Buddhism for Development director Heng Monychenda, whose organisation provides counselling and support for those infected with HIV in Roka and the wider Battambang area, said the abbot’s death was a devastating loss for the community.
“He was a very strong person,” Monychenda said. “When he got HIV he tried to take the medicine, but later on he could not bear it. Whenever he took it he started vomiting – he couldn’t eat.”
Man said there had not been any new cases of infection since the initial outbreak but cautioned that people refusing to undergo treatment were potentially putting non-infected villagers in danger.
“They risk infecting their children or other family members – but there’s only a small chance of that happening. But if they have cuts on their bodies, especially when the viruses have weakened them to the last stage, then the chance of infection is higher.”
Even for those who escaped infection, Roka remains a place of poverty and stagnation. Sim Pov, who has been commune chief since 2012, said Roka is crippled by unemployment and poor sanitation.
“Before, we received funding from many sources – government, health ministries, NGOs and Buddhism for Development,” she said. “But this year, we received less.”
Although Pov stressed she was grateful for the support already provided by the government, she said there were few opportunities for people in the community to earn a living for themselves and their families.
“Initially in December 2014 and 2015, there were many sources [of funding] – even from Christian churches,” she said. “But now, even though we have requested more from the government, we don’t get much.”
Ibon Villelabeitia, a communications specialist at the Global Fund to Fight Aids, Tuberculosis and Malaria, told Southeast Asia Globe the reduced funding for Cambodia was due in part to the government playing a more active financial role in the campaign against HIV – though he said the organisation would continue to offer financial support through 2019. He added that Cambodia had cut its adult HIV prevalence by almost 60% over the past ten years, with roughly four out of five adults and children in need believed to be receiving treatment.

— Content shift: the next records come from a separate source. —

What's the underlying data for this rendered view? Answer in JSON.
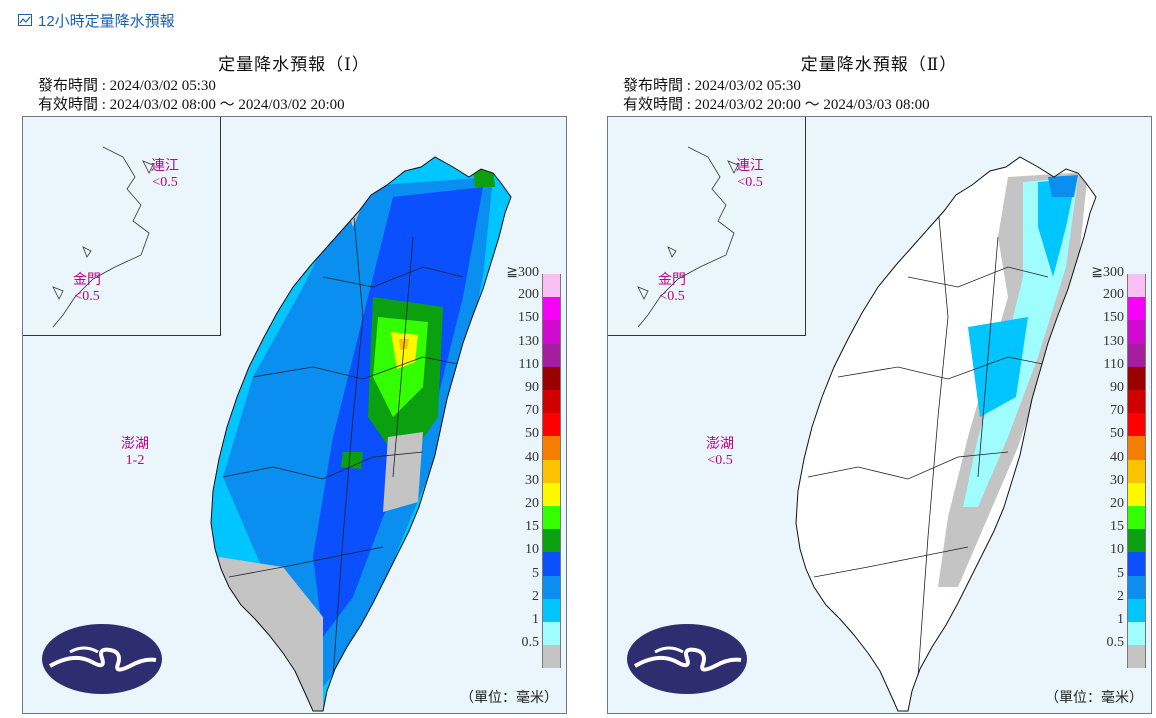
{
  "header": {
    "title": "12小時定量降水預報"
  },
  "legend": {
    "labels": [
      "≧300",
      "200",
      "150",
      "130",
      "110",
      "90",
      "70",
      "50",
      "40",
      "30",
      "20",
      "15",
      "10",
      "5",
      "2",
      "1",
      "0.5"
    ],
    "colors": [
      "#fac0f4",
      "#f700f7",
      "#d10ad1",
      "#a51e9f",
      "#9b0000",
      "#d00000",
      "#ff0000",
      "#f57e00",
      "#fbc200",
      "#fff900",
      "#33ff00",
      "#0aa010",
      "#0a50ff",
      "#0a8ef0",
      "#01c5ff",
      "#9ffdff",
      "#c4c4c4"
    ],
    "unit": "（單位：毫米）"
  },
  "panels": [
    {
      "title": "定量降水預報（Ⅰ）",
      "issued": "發布時間 : 2024/03/02 05:30",
      "valid": "有效時間 : 2024/03/02 08:00 ～ 2024/03/02 20:00",
      "labels": {
        "lienchiang_name": "連江",
        "lienchiang_value": "<0.5",
        "kinmen_name": "金門",
        "kinmen_value": "<0.5",
        "penghu_name": "澎湖",
        "penghu_value": "1-2"
      }
    },
    {
      "title": "定量降水預報（Ⅱ）",
      "issued": "發布時間 : 2024/03/02 05:30",
      "valid": "有效時間 : 2024/03/02 20:00 ～ 2024/03/03 08:00",
      "labels": {
        "lienchiang_name": "連江",
        "lienchiang_value": "<0.5",
        "kinmen_name": "金門",
        "kinmen_value": "<0.5",
        "penghu_name": "澎湖",
        "penghu_value": "<0.5"
      }
    }
  ]
}
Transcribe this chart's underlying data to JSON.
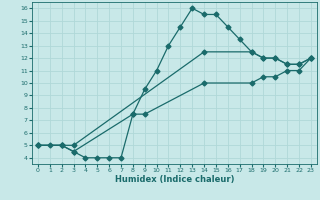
{
  "xlabel": "Humidex (Indice chaleur)",
  "bg_color": "#c8e8e8",
  "line_color": "#1a6b6b",
  "grid_color": "#b0d8d8",
  "xlim": [
    -0.5,
    23.5
  ],
  "ylim": [
    3.5,
    16.5
  ],
  "xticks": [
    0,
    1,
    2,
    3,
    4,
    5,
    6,
    7,
    8,
    9,
    10,
    11,
    12,
    13,
    14,
    15,
    16,
    17,
    18,
    19,
    20,
    21,
    22,
    23
  ],
  "yticks": [
    4,
    5,
    6,
    7,
    8,
    9,
    10,
    11,
    12,
    13,
    14,
    15,
    16
  ],
  "line1_x": [
    0,
    1,
    2,
    3,
    4,
    5,
    6,
    7,
    8,
    9,
    10,
    11,
    12,
    13,
    14,
    15,
    16,
    17,
    18,
    19,
    20,
    21,
    22,
    23
  ],
  "line1_y": [
    5.0,
    5.0,
    5.0,
    4.5,
    4.0,
    4.0,
    4.0,
    4.0,
    7.5,
    9.5,
    11.0,
    13.0,
    14.5,
    16.0,
    15.5,
    15.5,
    14.5,
    13.5,
    12.5,
    12.0,
    12.0,
    11.5,
    11.5,
    12.0
  ],
  "line2_x": [
    0,
    2,
    3,
    14,
    18,
    19,
    20,
    21,
    22,
    23
  ],
  "line2_y": [
    5.0,
    5.0,
    5.0,
    12.5,
    12.5,
    12.0,
    12.0,
    11.5,
    11.5,
    12.0
  ],
  "line3_x": [
    0,
    2,
    3,
    8,
    9,
    14,
    18,
    19,
    20,
    21,
    22,
    23
  ],
  "line3_y": [
    5.0,
    5.0,
    4.5,
    7.5,
    7.5,
    10.0,
    10.0,
    10.5,
    10.5,
    11.0,
    11.0,
    12.0
  ]
}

“The Cambodian government has steadily increased its annual spending from its domestic resources to HIV, including increasing contributions towards procurement of anti-retroviral therapy and other programme costs,” he wrote in an email. “With an allocation from the Global Fund for HIV of $41.5m over the next three years – in addition to the Cambodian government’s domestic resources for HIV – the Cambodian government will be able to continue the support and treatment of those affected by HIV during this period.”
But Monychenda said there was little evidence of a long-term plan to raise Roka out of its impoverished state. More immediately troubling, he said, was the dwindling support from those organisations that flocked to Roka’s aid in the first days of the crisis.
“There’s less and less funding, absolutely,” he said, looking down at his fingers and smiling wryly. “In the beginning, the name Roka became a [synonym for] curse – the cursed village. Maybe it still is, even now.”